Farmer Maseli Letuka says farming is not considered a fashionable career, especially in the black community, where many prefer office jobs – and that this mentality needs to change, as the farming sector has many opportunities.
"The tendency of blacks is to [find] white-collar [jobs], to sit in an office with a tie, to get a salary from somebody. But in agriculture, you get somebody then you pay them irrespective of culture – because you want expertise," he told HuffPost, implying that farming is about practical skills, rather than "looking the part" to fit into a corporate culture.
He said there are three key areas that government has to look at, to give black people a chance to be farmers.
Land acquisition is a major constraint for black farmers, he said, along with the lack of financial support for them to keep their farms afloat long enough to establish going concerns.

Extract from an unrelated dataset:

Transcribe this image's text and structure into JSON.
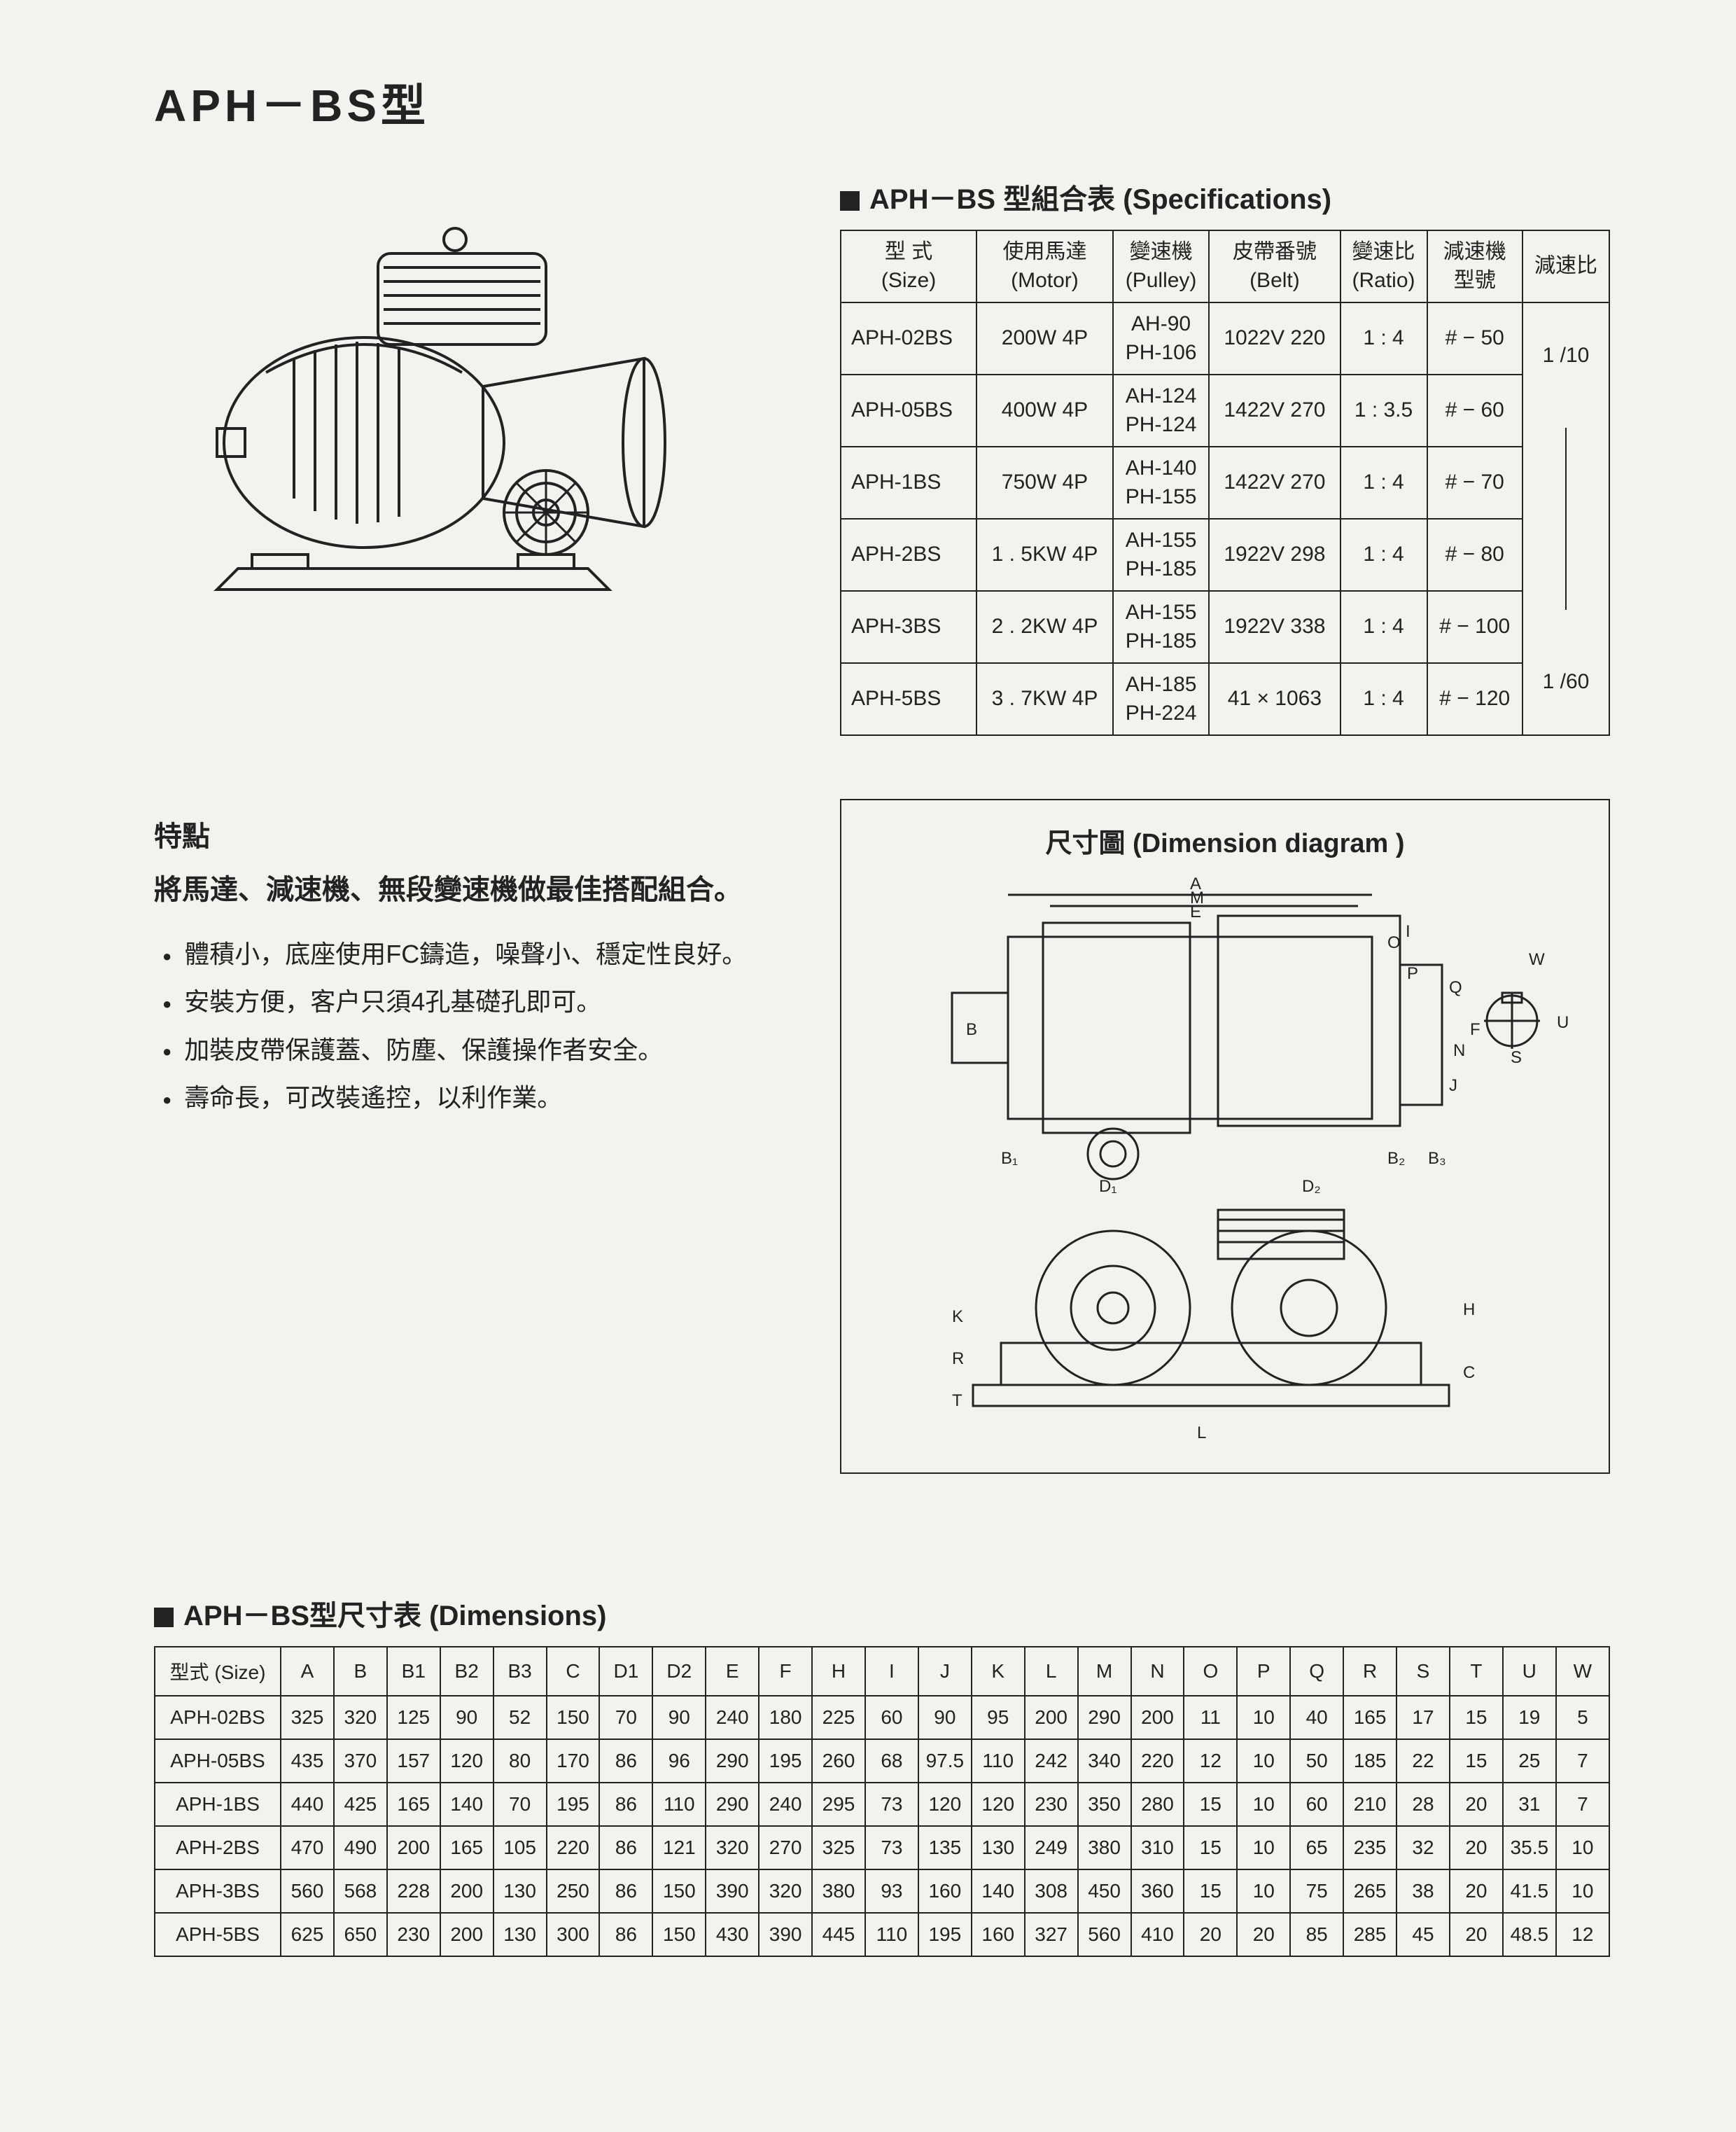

Letuka and other farmers we spoke to also worry about capacity among government structures meant to provide support to emerging farmers.
"Government must close that gap. They must go to the universities, bring these experts at the universities into their ranks."
As his counterpart, Shadrack Mbele, pointed out, government officials who are chosen to lead the agricultural sector are not always well-equipped.
Mbele said that if he had the opportunity to make important decisions concerning farming, he would employ MECs with a strong farming background.
"I would relook the policies and make sure that the director-general I appoint is a person with the basics of agriculture. He must be from the farmer organisation," he said.
"I would also make sure that the MECs of agriculture in different provinces are from the ranks of [agricultural] organisations, because they will know what to do and when to do it. They will know exactly what South Africa needs," he added.
He said there is a need for projects that support district farmers. "That would be a win."
And he lamented that government is not doing enough to equip black farmers. He said strong ties were needed between universities who offer agricultural education and government, to help predominantly black farming organisations to flourish.
"Government needs to improve its relationship with the universities. If you look to the organisations of whites, there are some economists from the universities, there are some scientists from the universities
who are working with them," he said.
"Government must close that gap. They must go to the universities, bring these experts at the universities into their ranks," he added.
The EFF's recent motion to introduce land expropriation without compensation has sparked debate about land and agriculture.
The motion was passed last month, and the Constitutional Review Committee must report back to Parliament by August 30.